About Speaker Jeannette Gaudry Haynie…

Jeannette Gaudry Haynie, PhD, is a career Marine Corps officer and combat veteran with a PhD in International Relations. A New Orleans native and a U.S. Naval Academy graduate, she is a Cobra attack helicopter pilot by trade with multiple operational deployments. While on active duty, she earned the coveted Night Systems Instructor qualification while pregnant, teaching new pilots how to fly and fight with Night Vision Goggles until her third trimester. She proceeded to fly pregnant for all three children as her career progressed in later years. 

After transferring to the Reserves when her oldest daughter was three, she entered academia to study and better understand her operational experiences as a Marine and as a woman serving during wartime.  Jeannette earned her Master of Arts in Political Science from the University of New Orleans and her Doctorate in International Relations from The George Washington University while serving on the Joint Staff and in the Marine Corps Commandant’s think tank. 

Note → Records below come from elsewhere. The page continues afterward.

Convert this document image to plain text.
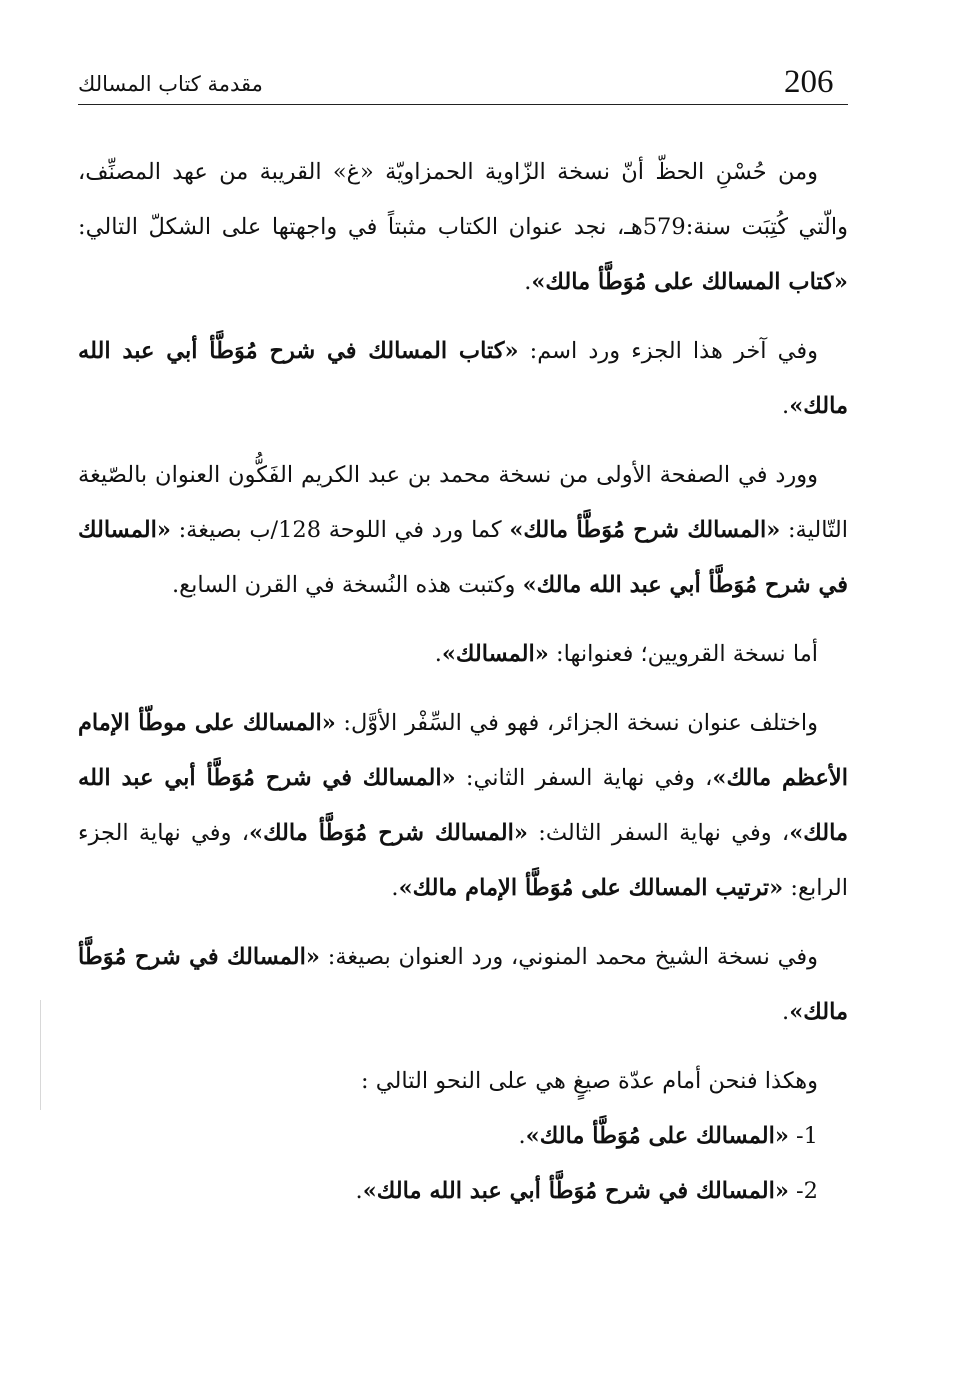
206
مقدمة كتاب المسالك

ومن حُسْنِ الحظّ أنّ نسخة الزّاوية الحمزاويّة «غ» القريبة من عهد المصنِّف، والّتي كُتِبَت سنة:579هـ، نجد عنوان الكتاب مثبتاً في واجهتها على الشكلّ التالي: «كتاب المسالك على مُوَطَّأ مالك».

وفي آخر هذا الجزء ورد اسم: «كتاب المسالك في شرح مُوَطَّأ أبي عبد الله مالك».

وورد في الصفحة الأولى من نسخة محمد بن عبد الكريم الفَكُّون العنوان بالصّيغة التّالية: «المسالك شرح مُوَطَّأ مالك» كما ورد في اللوحة 128/ب بصيغة: «المسالك في شرح مُوَطَّأ أبي عبد الله مالك» وكتبت هذه النُسخة في القرن السابع.

أما نسخة القرويين؛ فعنوانها: «المسالك».

واختلف عنوان نسخة الجزائر، فهو في السِّفْر الأوَّل: «المسالك على موطّأ الإمام الأعظم مالك»، وفي نهاية السفر الثاني: «المسالك في شرح مُوَطَّأ أبي عبد الله مالك»، وفي نهاية السفر الثالث: «المسالك شرح مُوَطَّأ مالك»، وفي نهاية الجزء الرابع: «ترتيب المسالك على مُوَطَّأ الإمام مالك».

وفي نسخة الشيخ محمد المنوني، ورد العنوان بصيغة: «المسالك في شرح مُوَطَّأ مالك».

وهكذا فنحن أمام عدّة صيغٍ هي على النحو التالي :

1- «المسالك على مُوَطَّأ مالك».

2- «المسالك في شرح مُوَطَّأ أبي عبد الله مالك».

Jeannette’s academic research focuses on the intersections of gender, leadership, and security, and her operational experiences and academic work are deeply connected. She has advised the military senior leadership on critical and creative thinking for warfighting effectiveness, served as the subject matter expert on the international Women, Peace, and Security agenda, and developed the vision for strategic talent management for warfighting effectiveness. 

Jeannette has taught courses in Gender and Conflict, International Relations, and Quantitative Methods at The George Washington University and Tulane University, where her analyses focused on disaster resilience. She served as Senior Fellow and then co-director of nonprofit Women In International Security, where she conducted research into the gender dimensions of various security phenomena. Along with her husband, a fellow Marine Corps officer, she leads a leadership program for youth that seeks to develop critical and creative thinking skills while helping children learn and grow from failure. Jeannette is a member of the Presidential Leadership Scholars’ Class of 2019, where the roots of her biggest project to date were planted: she is the Executive Director of the Athena Leadership Project, which seeks to elevate the stories of female veterans and transform how we consider gender, leadership, and security. With a group of fellow Naval Academy female classmates, she connects generations of Academy graduates and leaders through weekly articles, and she co-hosts an Annapolis-focused podcast on leadership, gender, and military service. She runs marathons, attempts to do pull-ups, and she and her husband have three children.